The booming feral horse population in Kosciuszko National Park could be removed if federal Environment Minister Sussan Ley succeeds in her bid to override the NSW government’s management of the fragile alpine environment.
Ms Ley is searching for a legal avenue for the federal government to force the state to reduce the population of the damaging pest animal, after she flew over the park and saw the “ground was moving with horses”.
Federal Environment Minister Sussan Ley is searching for a way to use Commonwealth powers to intervene in NSW’s management of Kosciuszko National Park. Credit:Alex Ellinghausen.
The feral horse population in the park has exploded over the past 20 years, rising from just 1500 to 14,000. NSW passed a law in 2018, under pressure from Deputy Premier John Barilaro, that vetoed the culling of feral horses in the park.
Ms Ley said she had been surprised at what she saw in Kosciuszko when her plane flew over the park last year, and she was now combing legislation looking for a mechanism that grants her legal rights to force the reduction of feral horses in the fragile alpine landscape.
“I looked down and the whole ground was moving with horses and (saw) the damage to the montane heath of that fragile ecosystem,” Ms Ley said at the National Press Club in Canberra on Wednesday.

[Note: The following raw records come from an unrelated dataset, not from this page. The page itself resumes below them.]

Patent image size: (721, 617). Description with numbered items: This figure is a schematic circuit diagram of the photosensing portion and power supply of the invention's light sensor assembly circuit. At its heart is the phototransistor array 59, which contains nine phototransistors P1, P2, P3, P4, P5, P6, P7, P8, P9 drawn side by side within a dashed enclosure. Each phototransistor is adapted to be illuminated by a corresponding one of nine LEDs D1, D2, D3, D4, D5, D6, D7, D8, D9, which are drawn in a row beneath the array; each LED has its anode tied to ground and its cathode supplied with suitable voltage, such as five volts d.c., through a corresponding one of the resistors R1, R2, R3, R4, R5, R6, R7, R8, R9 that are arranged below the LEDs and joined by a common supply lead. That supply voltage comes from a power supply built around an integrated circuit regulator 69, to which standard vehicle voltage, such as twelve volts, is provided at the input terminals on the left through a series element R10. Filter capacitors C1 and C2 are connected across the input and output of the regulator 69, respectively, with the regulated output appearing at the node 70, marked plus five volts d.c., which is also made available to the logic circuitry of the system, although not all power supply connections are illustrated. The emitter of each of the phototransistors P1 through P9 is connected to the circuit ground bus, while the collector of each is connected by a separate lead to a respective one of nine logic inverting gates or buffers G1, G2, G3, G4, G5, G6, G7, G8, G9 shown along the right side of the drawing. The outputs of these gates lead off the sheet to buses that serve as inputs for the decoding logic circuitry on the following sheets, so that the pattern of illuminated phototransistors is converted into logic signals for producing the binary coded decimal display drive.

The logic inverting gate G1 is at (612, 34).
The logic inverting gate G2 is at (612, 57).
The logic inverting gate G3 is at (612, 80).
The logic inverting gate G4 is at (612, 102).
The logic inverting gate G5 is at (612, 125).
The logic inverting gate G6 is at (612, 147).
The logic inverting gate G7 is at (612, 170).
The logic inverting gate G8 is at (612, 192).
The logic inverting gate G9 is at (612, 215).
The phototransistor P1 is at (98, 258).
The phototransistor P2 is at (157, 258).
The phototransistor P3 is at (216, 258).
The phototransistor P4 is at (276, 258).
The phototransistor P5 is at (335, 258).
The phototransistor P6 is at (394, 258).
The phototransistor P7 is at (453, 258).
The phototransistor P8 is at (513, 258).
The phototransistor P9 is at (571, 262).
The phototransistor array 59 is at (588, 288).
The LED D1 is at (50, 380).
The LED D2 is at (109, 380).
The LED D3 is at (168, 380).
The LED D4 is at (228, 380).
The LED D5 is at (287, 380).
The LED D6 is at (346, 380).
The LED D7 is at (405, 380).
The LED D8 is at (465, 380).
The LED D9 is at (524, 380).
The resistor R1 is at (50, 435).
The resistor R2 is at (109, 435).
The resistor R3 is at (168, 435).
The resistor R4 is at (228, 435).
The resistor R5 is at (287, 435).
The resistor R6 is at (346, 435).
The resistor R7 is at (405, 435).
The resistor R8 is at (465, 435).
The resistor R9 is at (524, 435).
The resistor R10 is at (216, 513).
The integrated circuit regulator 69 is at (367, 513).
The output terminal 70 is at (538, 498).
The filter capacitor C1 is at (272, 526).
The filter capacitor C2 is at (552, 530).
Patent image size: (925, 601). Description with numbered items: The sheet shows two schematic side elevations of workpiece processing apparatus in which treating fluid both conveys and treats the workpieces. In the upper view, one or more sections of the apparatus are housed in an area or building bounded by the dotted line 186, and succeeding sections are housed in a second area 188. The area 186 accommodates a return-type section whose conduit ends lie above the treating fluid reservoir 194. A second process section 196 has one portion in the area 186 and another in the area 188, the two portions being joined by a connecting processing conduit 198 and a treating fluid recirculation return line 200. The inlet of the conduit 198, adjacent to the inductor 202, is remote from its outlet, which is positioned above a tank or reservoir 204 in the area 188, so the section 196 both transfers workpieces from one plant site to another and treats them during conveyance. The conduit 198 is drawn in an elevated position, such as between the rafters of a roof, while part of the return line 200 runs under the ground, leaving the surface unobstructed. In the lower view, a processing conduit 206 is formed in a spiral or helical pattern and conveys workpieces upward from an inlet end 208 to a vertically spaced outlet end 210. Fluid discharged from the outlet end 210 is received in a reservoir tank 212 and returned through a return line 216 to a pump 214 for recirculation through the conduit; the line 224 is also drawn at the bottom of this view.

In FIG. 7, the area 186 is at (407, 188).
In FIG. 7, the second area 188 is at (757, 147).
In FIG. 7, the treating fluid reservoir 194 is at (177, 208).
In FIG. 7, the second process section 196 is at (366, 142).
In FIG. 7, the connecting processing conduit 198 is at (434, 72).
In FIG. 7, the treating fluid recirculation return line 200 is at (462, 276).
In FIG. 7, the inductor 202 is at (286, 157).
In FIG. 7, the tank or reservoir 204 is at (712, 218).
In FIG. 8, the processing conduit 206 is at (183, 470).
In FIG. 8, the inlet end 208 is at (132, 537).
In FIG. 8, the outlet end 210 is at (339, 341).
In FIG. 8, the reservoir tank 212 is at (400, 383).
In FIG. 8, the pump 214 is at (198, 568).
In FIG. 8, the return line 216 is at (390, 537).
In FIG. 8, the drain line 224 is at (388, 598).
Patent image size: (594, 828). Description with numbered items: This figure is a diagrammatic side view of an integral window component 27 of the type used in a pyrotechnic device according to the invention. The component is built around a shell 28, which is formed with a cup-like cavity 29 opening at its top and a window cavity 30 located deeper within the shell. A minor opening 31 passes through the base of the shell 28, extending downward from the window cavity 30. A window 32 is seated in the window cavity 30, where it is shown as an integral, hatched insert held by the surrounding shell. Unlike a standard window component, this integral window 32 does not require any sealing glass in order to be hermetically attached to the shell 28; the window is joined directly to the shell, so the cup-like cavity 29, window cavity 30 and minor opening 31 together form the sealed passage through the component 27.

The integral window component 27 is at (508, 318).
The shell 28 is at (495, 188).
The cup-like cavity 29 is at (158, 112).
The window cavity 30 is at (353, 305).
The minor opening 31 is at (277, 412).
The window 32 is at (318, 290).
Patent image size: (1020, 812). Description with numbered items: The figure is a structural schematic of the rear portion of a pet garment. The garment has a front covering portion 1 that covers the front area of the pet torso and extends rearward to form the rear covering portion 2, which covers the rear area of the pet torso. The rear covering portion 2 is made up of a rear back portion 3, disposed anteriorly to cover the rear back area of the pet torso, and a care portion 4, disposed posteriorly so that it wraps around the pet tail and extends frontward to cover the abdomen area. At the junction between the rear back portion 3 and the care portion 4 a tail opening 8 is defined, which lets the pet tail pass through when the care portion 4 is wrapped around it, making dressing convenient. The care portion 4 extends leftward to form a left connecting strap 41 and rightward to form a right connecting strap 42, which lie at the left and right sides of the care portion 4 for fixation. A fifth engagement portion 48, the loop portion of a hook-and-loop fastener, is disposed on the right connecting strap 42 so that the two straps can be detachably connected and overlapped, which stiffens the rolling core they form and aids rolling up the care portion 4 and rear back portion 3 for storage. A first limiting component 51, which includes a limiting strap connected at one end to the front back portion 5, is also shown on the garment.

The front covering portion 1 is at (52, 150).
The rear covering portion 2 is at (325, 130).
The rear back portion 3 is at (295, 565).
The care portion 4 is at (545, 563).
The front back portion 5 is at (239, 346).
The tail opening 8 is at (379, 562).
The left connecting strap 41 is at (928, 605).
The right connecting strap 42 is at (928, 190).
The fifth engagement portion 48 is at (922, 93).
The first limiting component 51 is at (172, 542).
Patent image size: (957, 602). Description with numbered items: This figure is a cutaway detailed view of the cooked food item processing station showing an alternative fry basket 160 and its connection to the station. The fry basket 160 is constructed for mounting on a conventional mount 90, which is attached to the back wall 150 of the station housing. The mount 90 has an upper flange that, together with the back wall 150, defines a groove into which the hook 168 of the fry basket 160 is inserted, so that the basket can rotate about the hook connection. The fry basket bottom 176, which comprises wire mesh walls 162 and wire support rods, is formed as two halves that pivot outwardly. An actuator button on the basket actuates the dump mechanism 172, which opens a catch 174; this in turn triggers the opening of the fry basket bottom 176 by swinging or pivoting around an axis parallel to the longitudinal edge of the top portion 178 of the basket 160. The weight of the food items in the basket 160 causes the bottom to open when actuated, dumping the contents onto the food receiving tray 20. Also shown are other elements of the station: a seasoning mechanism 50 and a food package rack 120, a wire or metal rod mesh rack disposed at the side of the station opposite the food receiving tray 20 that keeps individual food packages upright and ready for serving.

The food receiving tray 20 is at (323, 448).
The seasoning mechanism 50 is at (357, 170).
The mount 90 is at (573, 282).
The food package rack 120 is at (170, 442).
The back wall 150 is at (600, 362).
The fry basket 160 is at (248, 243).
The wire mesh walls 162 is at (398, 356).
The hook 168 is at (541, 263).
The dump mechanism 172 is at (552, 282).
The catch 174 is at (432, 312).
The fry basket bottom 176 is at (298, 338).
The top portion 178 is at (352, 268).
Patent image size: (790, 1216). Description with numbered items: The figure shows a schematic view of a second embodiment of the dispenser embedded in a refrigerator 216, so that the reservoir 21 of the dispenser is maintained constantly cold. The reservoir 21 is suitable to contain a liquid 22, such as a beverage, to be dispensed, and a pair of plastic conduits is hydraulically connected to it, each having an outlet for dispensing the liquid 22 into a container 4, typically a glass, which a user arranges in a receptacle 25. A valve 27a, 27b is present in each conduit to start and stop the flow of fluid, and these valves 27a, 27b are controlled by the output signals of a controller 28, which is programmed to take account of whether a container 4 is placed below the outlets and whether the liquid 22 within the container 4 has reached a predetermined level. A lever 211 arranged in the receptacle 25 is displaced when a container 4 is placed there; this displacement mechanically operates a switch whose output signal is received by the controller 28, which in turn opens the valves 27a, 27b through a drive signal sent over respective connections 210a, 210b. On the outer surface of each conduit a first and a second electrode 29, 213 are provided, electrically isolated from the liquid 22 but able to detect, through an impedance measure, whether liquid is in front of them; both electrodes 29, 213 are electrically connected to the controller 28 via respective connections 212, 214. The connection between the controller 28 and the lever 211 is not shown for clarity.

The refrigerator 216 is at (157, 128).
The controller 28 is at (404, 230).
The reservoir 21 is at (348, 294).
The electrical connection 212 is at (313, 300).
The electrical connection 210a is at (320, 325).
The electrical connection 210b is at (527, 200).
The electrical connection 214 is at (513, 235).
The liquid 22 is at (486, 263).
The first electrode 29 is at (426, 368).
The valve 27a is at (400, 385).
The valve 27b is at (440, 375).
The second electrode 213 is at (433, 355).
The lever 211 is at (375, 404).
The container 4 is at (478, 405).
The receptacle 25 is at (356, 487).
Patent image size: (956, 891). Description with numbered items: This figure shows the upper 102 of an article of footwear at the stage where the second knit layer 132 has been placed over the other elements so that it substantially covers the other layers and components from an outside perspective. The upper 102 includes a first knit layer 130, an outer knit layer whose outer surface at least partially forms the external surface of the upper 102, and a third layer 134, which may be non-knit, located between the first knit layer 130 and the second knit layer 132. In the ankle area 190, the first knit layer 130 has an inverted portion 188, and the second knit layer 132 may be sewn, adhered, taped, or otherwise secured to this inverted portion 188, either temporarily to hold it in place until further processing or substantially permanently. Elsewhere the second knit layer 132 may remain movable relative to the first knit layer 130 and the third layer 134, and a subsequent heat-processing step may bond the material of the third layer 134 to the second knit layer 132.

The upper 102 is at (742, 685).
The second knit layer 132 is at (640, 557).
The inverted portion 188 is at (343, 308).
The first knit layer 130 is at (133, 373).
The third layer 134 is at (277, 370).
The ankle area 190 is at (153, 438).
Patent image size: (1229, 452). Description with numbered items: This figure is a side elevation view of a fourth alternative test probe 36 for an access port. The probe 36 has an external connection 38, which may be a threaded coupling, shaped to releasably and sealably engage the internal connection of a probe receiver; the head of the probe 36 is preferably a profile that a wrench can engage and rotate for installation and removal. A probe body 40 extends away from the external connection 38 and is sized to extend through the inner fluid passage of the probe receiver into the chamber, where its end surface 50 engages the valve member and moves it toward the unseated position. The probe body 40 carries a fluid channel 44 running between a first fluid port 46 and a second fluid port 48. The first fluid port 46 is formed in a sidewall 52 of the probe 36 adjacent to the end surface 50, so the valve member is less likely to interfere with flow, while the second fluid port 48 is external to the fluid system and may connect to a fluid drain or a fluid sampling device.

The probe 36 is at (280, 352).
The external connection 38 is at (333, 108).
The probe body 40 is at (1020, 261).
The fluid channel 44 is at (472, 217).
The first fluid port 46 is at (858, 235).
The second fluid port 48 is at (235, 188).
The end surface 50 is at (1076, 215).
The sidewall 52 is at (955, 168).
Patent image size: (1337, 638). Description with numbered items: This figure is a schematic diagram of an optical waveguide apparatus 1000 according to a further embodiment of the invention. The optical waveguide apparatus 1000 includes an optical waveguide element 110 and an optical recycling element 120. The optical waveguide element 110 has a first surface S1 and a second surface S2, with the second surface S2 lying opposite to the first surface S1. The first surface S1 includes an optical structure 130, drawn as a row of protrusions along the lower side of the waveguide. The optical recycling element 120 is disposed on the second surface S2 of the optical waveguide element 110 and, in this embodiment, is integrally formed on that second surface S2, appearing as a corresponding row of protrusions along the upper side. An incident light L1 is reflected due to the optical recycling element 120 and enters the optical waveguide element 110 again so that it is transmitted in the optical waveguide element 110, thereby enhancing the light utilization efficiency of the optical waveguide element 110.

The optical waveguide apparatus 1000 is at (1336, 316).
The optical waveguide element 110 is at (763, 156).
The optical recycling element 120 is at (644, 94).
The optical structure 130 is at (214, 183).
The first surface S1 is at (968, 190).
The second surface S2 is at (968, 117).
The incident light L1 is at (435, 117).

“I’m looking through the EPBC Act, I’d love to find permission in there that could actually allow the Commonwealth to have a say in a heritage-listed National Park.”
The Commonwealth Environment Protection Biodiversity Conservation Act makes the federal government responsible for threatened wildlife. Kosciuszko is home to a range of them being trampled by horses, including 23 native alpine plants, the corroboree frog, alpine skinks and crayfish, and five entire ecological communities including Sphagnum moss wetlands.
Invasive Species Council chief executive Andrew Cox said NSW “deserve an intervention because they’ve shown that they can’t address it” and the federal government’s move “would be historic but necessary”.
Ms Ley said she would prefer to work with NSW on horse management “because we must collectively do more”, but called for more public pressure on the issue.
“I appeal to everyone who feels strongly about this issue to make their voices heard.”
The MP for Farrer, in NSW’s Riverina, said her push to reduce horse numbers was “not a popular stand to have in my home town, it is not a popular stand to have with some of my colleagues”.
Since culling was banned, park managers have focused on trapping feral horses and rehoming them with private owners, but many of the horses captured are released back into the park. Victoria and the ACT cull feral horses.
Of the 918 feral horses trapped in NSW between July 2020 and April this year, 315 have been released back into Kosciuszko and 603 have been rehomed. Most of the released horses were mares and foals that will return to breed with the wild herds.
Mr Barilaro told NSW Parliament in February that NSW should set a target to reduce horse numbers by 11,000, in the near term, and said achieving a population of 3000 would be “significant”.
NSW government is expected to release for consultation a new draft management plan for feral horses in coming days, but it remains to be seen if the plan will allow culling.